Of God and His Creatures

That every Agent acts to some End

In the case of agents that manifestly act to some end, we call that the end to which the effort of the agent tends. Gaining that, he is said to gain his end; and missing that, he is said to miss his intended end. Nor on this point does it make any difference whether the end be tended to with knowledge or not: for as the target is the end of the archer, so is it also the end of the path of the arrow.* The effort of every agent tends to some certain end. Not any and every action can proceed from any and every power. Action is sometimes terminated to some product, sometimes not. When action is terminated to some product, the effort of the agent tends to the same. When action is not terminated to any product, the effort of the agent tends to the action itself. Every agent therefore must intend some end in his action, sometimes the action itself, sometimes something produced by the action.

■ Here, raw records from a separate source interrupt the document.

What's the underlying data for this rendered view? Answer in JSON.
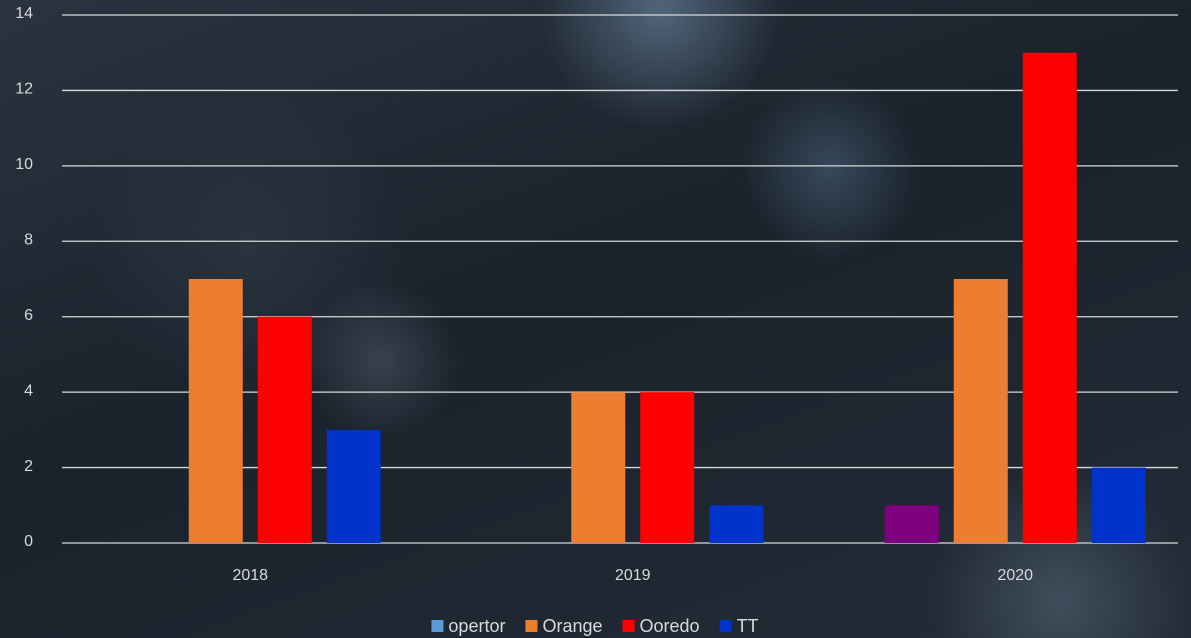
{
  "chart_data": {
    "type": "bar",
    "categories": [
      "2018",
      "2019",
      "2020"
    ],
    "series": [
      {
        "name": "opertor",
        "color": "#5b9bd5",
        "bar_color": "#7f007f",
        "values": [
          null,
          null,
          1
        ]
      },
      {
        "name": "Orange",
        "color": "#ed7d31",
        "values": [
          7,
          4,
          7
        ]
      },
      {
        "name": "Ooredo",
        "color": "#ff0000",
        "values": [
          6,
          4,
          13
        ]
      },
      {
        "name": "TT",
        "color": "#0033cc",
        "values": [
          3,
          1,
          2
        ]
      }
    ],
    "ylim": [
      0,
      14
    ],
    "yticks": [
      0,
      2,
      4,
      6,
      8,
      10,
      12,
      14
    ],
    "grid": true,
    "legend": "bottom"
  }
}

3. It is impossible for the chain of actions to extend to infinity: there must then be something, in the getting of which the effort of the agent comes to rest. Therefore every agent acts to some end.

6. Actions are open to criticism only so far as they are taken to be done as means to some end. It is not imputed as a fault to any one, if he fails in effecting that for which his work is not intended. A physician is found fault with if he fails in healing, but not a builder or a grammarian. We find fault in points of art, as when a grammarian does not speak correctly; and also in points of nature, as in monstrous births. Therefore both the natural agent, and the agent who acts according to art and with a conscious purpose, acts for an end.

7. To an agent that did not tend to any definite effect, all effects would be indifferent. But what is indifferent to many things, does not do one of them rather than another: hence from an agent open to both sides of an alternative (a contingente ad utrumque) there does not follow any effect, unless by some means it comes to be determined to one above the rest: otherwise it could not act at all. Every agent therefore tends to some definite effect, and that is called its end.

Still there are actions that do not seem to be for any end, as things done for sport, and acts of contemplation, and things done without advertence, as the stroking of the beard and the like: from which instances one may suppose that there is such a thing as an agent acting not for any end. But we must observe that though acts of contempation are not for any other end, they are an end in themselves: as for things done in sport, sometimes they are their own end, as when one plays solely for the amusement that he finds in play; sometimes they are for an end, as when we play that afterwards we may resume work more vigorously: while things done without advertence may proceed not from the understanding, but from some phantasy or physical principle; yet even these acts tend to certain ends, though beyond the scope of the intellect of the agent.

Hereby is banished the error of certain ancient natural philosophers (Empedocles and Democritus, mentioned in Aristotle, Physics II, ii, 6) who supposed all things to happen by necessity of matter, and eliminated final causes from the universe.